It's a normal aging process and sometimes you find certain diseases (e.g. Diabetes) can cause cataracts. People who are on steroids, long-term steroids, use puffers or oral steroids or topical drops can produce cataracts, but usually it is an age related process. Usually after the 50s, but sometimes it can affect people earlier also. Last week I operated on an 18 year old man who has had congenital cataracts from birth. The patient usually complains of decreased ability to see distances in street signs, traffic lights become blurred, they have to come really close to street signs see them, they may have a lot of glare at night time, particularly in the people who are diabetic. Their cataracts affect their vision in the broad daylight, making it much poorer as compared to night time. When we diagnose, we dilate the pupil and we can see with the microscope that the lenses are cloudy.
There's no particular criteria to say when the cataract surgery should be done. It all depends on how the person's ability to function has been affected. Usually, 20/50 is the normal vision for driving with both eyes open. If they reach below that limit, and when they are approaching that limit, then we will have the cataracts operated, but some young people may complain of a lot of glare, seeing properly and I usually tell my patients that if their lifestyle is being affected and they cannot function properly then it's time to have your cataracts removed.
Cataract surgeries these days take about 15-20 minutes to do.

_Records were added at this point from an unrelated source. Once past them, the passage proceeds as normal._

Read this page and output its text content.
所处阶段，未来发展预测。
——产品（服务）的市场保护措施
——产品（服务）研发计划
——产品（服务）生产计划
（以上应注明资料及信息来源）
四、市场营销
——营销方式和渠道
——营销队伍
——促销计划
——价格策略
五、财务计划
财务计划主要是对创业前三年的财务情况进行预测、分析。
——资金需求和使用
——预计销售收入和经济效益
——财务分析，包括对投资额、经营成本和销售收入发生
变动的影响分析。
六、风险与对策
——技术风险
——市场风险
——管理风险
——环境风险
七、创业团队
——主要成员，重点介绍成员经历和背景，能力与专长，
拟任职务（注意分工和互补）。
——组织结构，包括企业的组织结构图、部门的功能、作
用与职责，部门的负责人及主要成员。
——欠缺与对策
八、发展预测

The patient is presented to the cataract suite and the nurses will take a short history and compare that history which has taken in the office. Then the nurses will prepare the person and use the dilating chair to dilate pupil that must be well dilated first to do cataract surgery.
Then patients come to the pre-operation area where the anesthetist goes over their history and checks that everything is appropriate. You have an assistant who also looks over the person and I, as a surgeon, will go talk to the patient again and put in the dilating gel to dilate the pupil. Then we will position the head properly on the operating room table explain what will happen in the surgery to the patient. Then we will wheel them into the operating room. The patients are wide awake because we give them a mild solution to make them calm and comfortable. But usually, the majority of the time it is a painless surgery and I tell the patients to talk to me if there is any problems. If some persons do complain that there is some extra pain then we can give them some more anesthetic to avoid the pain.
The major complications are that, at the time of the surgery, if there is a posterior capsular rupture, the cataract can form back or the lens can form back into the eye. If that happens, that's a major complication and the person has to be referred to a retinal surgeon who would retract the surgery and also take the lens out posteriorly and implant the lens into the eye. That's one of the major complications. The second major complication is infraction and for the infraction, we usually start the patient out on an antibiotic a few days before the surgery. That is the second major complication. But the incidence is very low, whereas the infection rate in my own practice -- my own hands -- is less than 1 in 5,000. The majority of the people are extremely happy.
Within a day or two, their vision should be 20/20. People who have high estivatism in those cases or people who have higher reflective errors might need glasses. Usually we try to make them independent of glasses, but I always tell the patients that for the best vision they need glasses. We try to make them what I call is an operation mark, independent of glasses.
Then they can drive without glasses, to some extent they can read larger print, but anyone needing the best possible vision will have to have glasses. Cataracts only come back in the next life. They don't come back in this life when they have removed it. Yes, sometimes it happens that we leave the posterior caps intact. There are probably some fuzziness on the posterior caps developing in about 5 percent of the patients over a period of time.
If that develops, the person will complain of blurred vision again and then we can use a laser to create a small opening in the posterior capsule and the vision usually recovers. Immediately after the cataract surgery, we usually provide with a plastic sheet to hold it back time for one week. During the daytime they can be any kind of glasses. We usually tell patients not to lift more than 20 lbs of weight for about two weeks and then 50 lbs of weight for another one or two weeks, otherwise they can do practically everything. If there are no complications, as we don't put any stitches, there is no harm in bending forwards -- previously we used to tell them not to bend forwards -- because it would open up. But now we don't restitch those. Yes, we will restrict them from going to the gym or going to the swimming pool because of the risk of infection.
Otherwise, they can start their normal life. The Cataract surgery program at St. Joseph's Hospital I'm very proud of because it's a premier institution. Our cataract suite is very well organized, the patient flow is very good and extremely good care is given to the patients, patients are very happy with the nursing staff and the outcomes of the cataract surgery are extremely good. We have two residents per year in our residence program and residents start working with the cataract suite to learn about the cataract surgery. But then we also have a rat lab in which the residents are trained before they move on to the human eye to do the cataract surgery. Our training program, in my opinion, is one of the best and particularly the surgically training program is the best in the country.
We hear from residents across the country that the surgical program at St. Joseph's Hospital at Ivey Institute is the best.